Текст книги "Тонкая нить(изд.1968)"
Автор книги: Яков Наумов
Соавторы: Андрей Яковлев
Жанр:
Прочие приключения
сообщить о нарушении
Текущая страница: 19 (всего у книги 23 страниц)
Глава 25
Поездки в Москву для Ивана Петровича Семенова были делом привычным. Вагон, в котором он нес свою нехитрую, хотя и хлопотливую службу, постоянно включали в состав московского поезда. Однако на этот раз Семенов уезжал из Крайска в несколько необычном состоянии духа – он был встревожен, нервничал. Причиной тому было последнее свидание с «Ферзем» (под этой кличкой Семенов знал Войцеховскую, ничего, кроме клички, ему известно о ней не было).
Это свидание вызывало тревогу, настораживало. Ферзь определенно волновалась. Правда, она пыталась скрыть от Семенова свою нервозность, но он – стреляный воробей, его на мякине не проведешь.
Что же, однако, могло произойти? Что вывело Ферзя из равновесия, напугало ее? Она, как видно, что-то почуяла, вот и всполошилась. Ну, а он, Семенов, что будет с ним? Его по боку, пусть выкручивается сам как хочет? Что ж, в той игре, которую он уже вел много лет, это было правилом: гибнешь сам, топи другого. Тут о взаимной выручке не думали, куда там! Да, жизнь… Жизнь? Да будь она проклята, такая жизнь!

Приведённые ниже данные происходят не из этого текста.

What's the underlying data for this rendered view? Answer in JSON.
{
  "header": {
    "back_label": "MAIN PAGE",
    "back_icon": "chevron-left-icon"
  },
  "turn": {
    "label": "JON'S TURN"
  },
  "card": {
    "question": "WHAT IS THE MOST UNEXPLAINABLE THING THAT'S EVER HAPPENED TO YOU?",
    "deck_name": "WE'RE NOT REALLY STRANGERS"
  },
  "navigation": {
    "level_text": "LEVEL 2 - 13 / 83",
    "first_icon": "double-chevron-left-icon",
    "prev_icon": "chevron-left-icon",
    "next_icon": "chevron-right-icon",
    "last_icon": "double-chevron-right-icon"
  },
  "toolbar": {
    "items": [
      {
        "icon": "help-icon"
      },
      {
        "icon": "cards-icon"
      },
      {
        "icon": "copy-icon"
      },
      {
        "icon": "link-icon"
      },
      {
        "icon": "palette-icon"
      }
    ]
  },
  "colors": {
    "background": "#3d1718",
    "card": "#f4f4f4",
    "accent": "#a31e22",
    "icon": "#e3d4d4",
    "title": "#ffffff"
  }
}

Будь проклята? Ну, а что делать? Как и что можно изменить? Отказаться от выполнения тех заданий, которые тебе поручают, хотя бы вот от этого, с которым он едет сейчас в Москву? Попробуй откажись! Да что там, отказывайся не отказывайся, а просто не выполни. Потихоньку. Скажи: так, мол, и так, все сделал, а сам – в кусты. Не выйдет. Узнают. Всё «они» про него, Семенова, знают, церемониться не будут. Чуть что – сотрут в порошок, и мокрого места не останется. Такие вот, как эта Ферзь. Знает он их, насмотрелся.

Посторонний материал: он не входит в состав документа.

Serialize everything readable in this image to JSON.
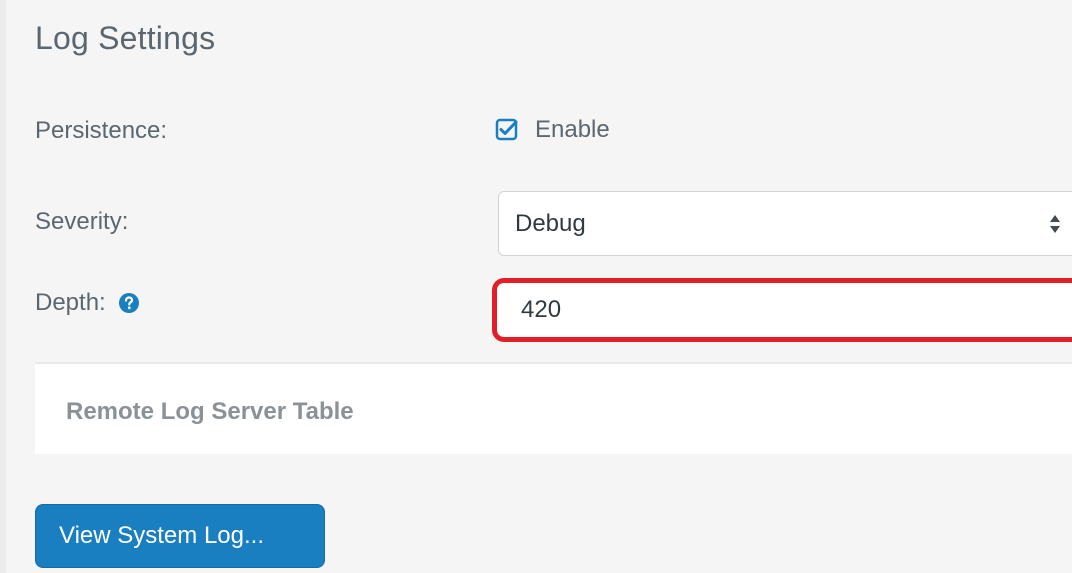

А чекисты? О тех и говорить нечего. Попадись к ним в руки – не выберешься! Так ведь и Ферзь говорила, а она-то уж знает!..
Да, выхода у Семенова не было. Оставалось одно – жить, как он жил раньше, как жил все эти годы. Жить в постоянном страхе, вздрагивая от каждого окрика, от каждого стука в дверь. Жить одной лишь надеждой, которая все-таки, несмотря ни на что, теплилась в его душе: авось пронесет. Авось «они» вспомнят когда-нибудь свои обещания, отпустят его, позволят уехать туда, в ту страну, где в банке на его счет откладываются из года в год доллары, которые позволят ему осуществить давнишнюю мечту: купить где-нибудь дом с небольшим участком и доживать свой век тихо, спокойно…
Только вспомнят ли «они» про эти обещания? Да и есть ли доллары? Как вообще все это произошло? Жил он, Семенов, мирно, никому не делая и не желая зла. Жил в Минске, служил на железной дороге. Была семья: жена, дети… Тут на тебе: война, будь она проклята! Оказался, конечно, в армии, как все. Воевал. Как воевал? Тоже, как все: другие бежали в первые месяцы войны от немецких танков – и он бежал; другие зарывались в землю, били по врагу – и он бил; другие… попадали в плен – и он попал. И в плену, как все… Хотя так ли уж как все? Что перед собой-то лукавить? Нет, Семенов вел себя не как все. Он, наделенный от природы могучим телосложением, недюжинной силой, был трусом. Боялся, когда воевал, испугался до потери разума, очутившись в плену. Больше всего Семенов боялся физической боли, до ужаса боялся. С этого, пожалуй, все и пошло…
Первое время ему везло – его ни разу не ранило, даже не царапнуло. В плен он попал в сорок третьем году летом, а там сразу лагерь, голод, пытки, побои. Тут-то и сказалось, что он не таков, как все. Если другие, куда более хлипкие на вид, держали себя мужественно, не клонили перед врагом головы, то он струсил, да еще как струсил! Лишь бы выжить, выжить любой ценой: лишь бы избегнуть побоев, лишь бы кормили, давали есть, жрать… Жрать! Вот на чем были сосредоточены все помыслы Семенова, когда он очутился в гитлеровском лагере.
В этот же лагерь попал, как нарочно, бывший комиссар их полка, того полка, в котором Семенов начинал войну. В плен он попал давно, в первые месяцы войны, раненным, изменился сильно, только глаза остались прежними. Вот по этим-то глазам, да еще по голосу Семенов его и узнал.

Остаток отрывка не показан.